Bild: Der da oben, die da unten? Der greise Mäzen Hopp wird in Hoffenheim zune…
Die Verantwortlichen der im Chaos versinkenden TSG Hoffenheim sind vor dem
ersten Spieltag der Männer-Bundesliga hoch nervös. Gar einen Spielabbruch
aufgrund von Schmähplakaten der eigenen Fans gegen Dietmar Hopp malte man
an die Wand. Das Fanlager im Stadion hat der Klub räumen lassen, um
kritische Plakate zu verhindern – eine Maßnahme, die man sonst aus dem
Arsenal von Autokraten kennt und die an anderen Standorten schwerlich
durchsetzbar wäre. Wer wegen 40 protestierender Ultras alle öffentlichen
Register zieht, muss das Volk wirklich fürchten.
Protest von innen ist im Dorfklub ungewohnt und unerwünscht, schließlich
hat Hoffenheim seit jeher Dankbarkeit gegenüber Mäzen Hopp zur Maxime
erhoben. Doch es regt sich Demokratie im Hoppschen Fürstentum.
Schon vergangene Saison [1][protestierten Fans gegen den mutmaßlich
unlauteren Einfluss von Hopp-Kumpan Roger Wittmann und seiner
Beratungsagentur Rogon]. Daraus ist Grundsätzlicheres erwachsen: Der greise
Monarch soll stürzen. Die Young Boyz etwa fordern einen „transparenten
Verein“ statt „Marionettenspiel von alten weißen Männern“. Freilich war…

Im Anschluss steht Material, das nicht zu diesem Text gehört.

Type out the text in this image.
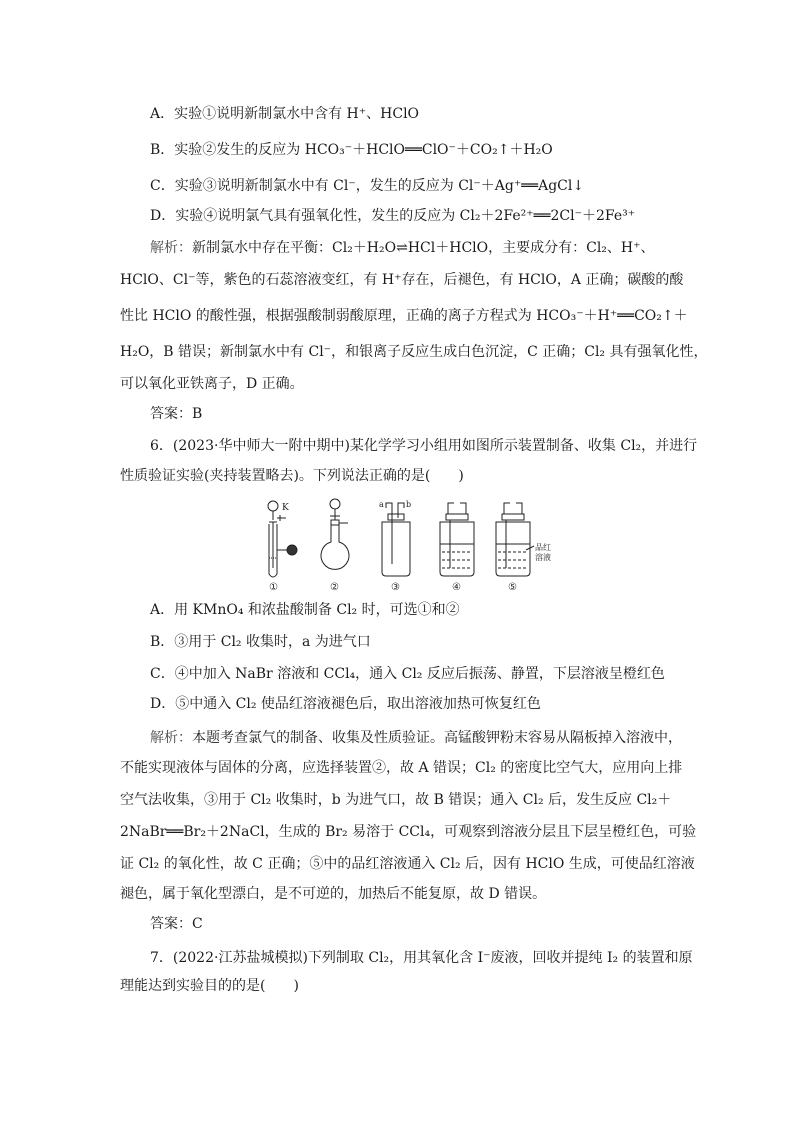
A．实验①说明新制氯水中含有 H⁺、HClO
B．实验②发生的反应为 HCO₃⁻＋HClO══ClO⁻＋CO₂↑＋H₂O
C．实验③说明新制氯水中有 Cl⁻，发生的反应为 Cl⁻＋Ag⁺══AgCl↓
D．实验④说明氯气具有强氧化性，发生的反应为 Cl₂＋2Fe²⁺══2Cl⁻＋2Fe³⁺
解析：新制氯水中存在平衡：Cl₂＋H₂O⇌HCl＋HClO，主要成分有：Cl₂、H⁺、
HClO、Cl⁻等，紫色的石蕊溶液变红，有 H⁺存在，后褪色，有 HClO，A 正确；碳酸的酸
性比 HClO 的酸性强，根据强酸制弱酸原理，正确的离子方程式为 HCO₃⁻＋H⁺══CO₂↑＋
H₂O，B 错误；新制氯水中有 Cl⁻，和银离子反应生成白色沉淀，C 正确；Cl₂ 具有强氧化性，
可以氧化亚铁离子，D 正确。
答案：B
6．(2023·华中师大一附中期中)某化学学习小组用如图所示装置制备、收集 Cl₂，并进行
性质验证实验(夹持装置略去)。下列说法正确的是(　　)
K	a	b
品红
溶液
①	②	③	④	⑤
A．用 KMnO₄ 和浓盐酸制备 Cl₂ 时，可选①和②
B．③用于 Cl₂ 收集时，a 为进气口
C．④中加入 NaBr 溶液和 CCl₄，通入 Cl₂ 反应后振荡、静置，下层溶液呈橙红色
D．⑤中通入 Cl₂ 使品红溶液褪色后，取出溶液加热可恢复红色
解析：本题考查氯气的制备、收集及性质验证。高锰酸钾粉末容易从隔板掉入溶液中，
不能实现液体与固体的分离，应选择装置②，故 A 错误；Cl₂ 的密度比空气大，应用向上排
空气法收集，③用于 Cl₂ 收集时，b 为进气口，故 B 错误；通入 Cl₂ 后，发生反应 Cl₂＋
2NaBr══Br₂＋2NaCl，生成的 Br₂ 易溶于 CCl₄，可观察到溶液分层且下层呈橙红色，可验
证 Cl₂ 的氧化性，故 C 正确；⑤中的品红溶液通入 Cl₂ 后，因有 HClO 生成，可使品红溶液
褪色，属于氧化型漂白，是不可逆的，加热后不能复原，故 D 错误。
答案：C
7．(2022·江苏盐城模拟)下列制取 Cl₂，用其氧化含 I⁻废液，回收并提纯 I₂ 的装置和原
理能达到实验目的的是(　　)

Intransparenz den meisten Fans gut genug, solange die Ergebnisse und der
Fußball stimmten.
Trotzdem ist das bemerkenswert. Das einst gefürchtete Hoffenheimer Modell,
die lokale Feudalherrschaft, ist längst vom [2][Aufstieg der
Multi-Klub-Ownerships] überrollt. Der zunehmend erratisch agierende Hopp,
der trotz offizieller Rückkehr zu 50+1 wohl die Fäden in der Hand hält, ist
ein Fossil auf einem Markt, wo Klubs als Assets in anonyme Portfolios
wandern.
Und wie bei so vielen alten Männern mit zu viel Macht geht es nur noch um
Machterhalt: Interimspräsidentin Simone Engelhardt stammt aus Hopps
SAP-Kosmos, der neue Kandidat Jörg Albrecht, Sinsheims
Ex-Oberbürgermeister, gilt als Hopp-Marionette.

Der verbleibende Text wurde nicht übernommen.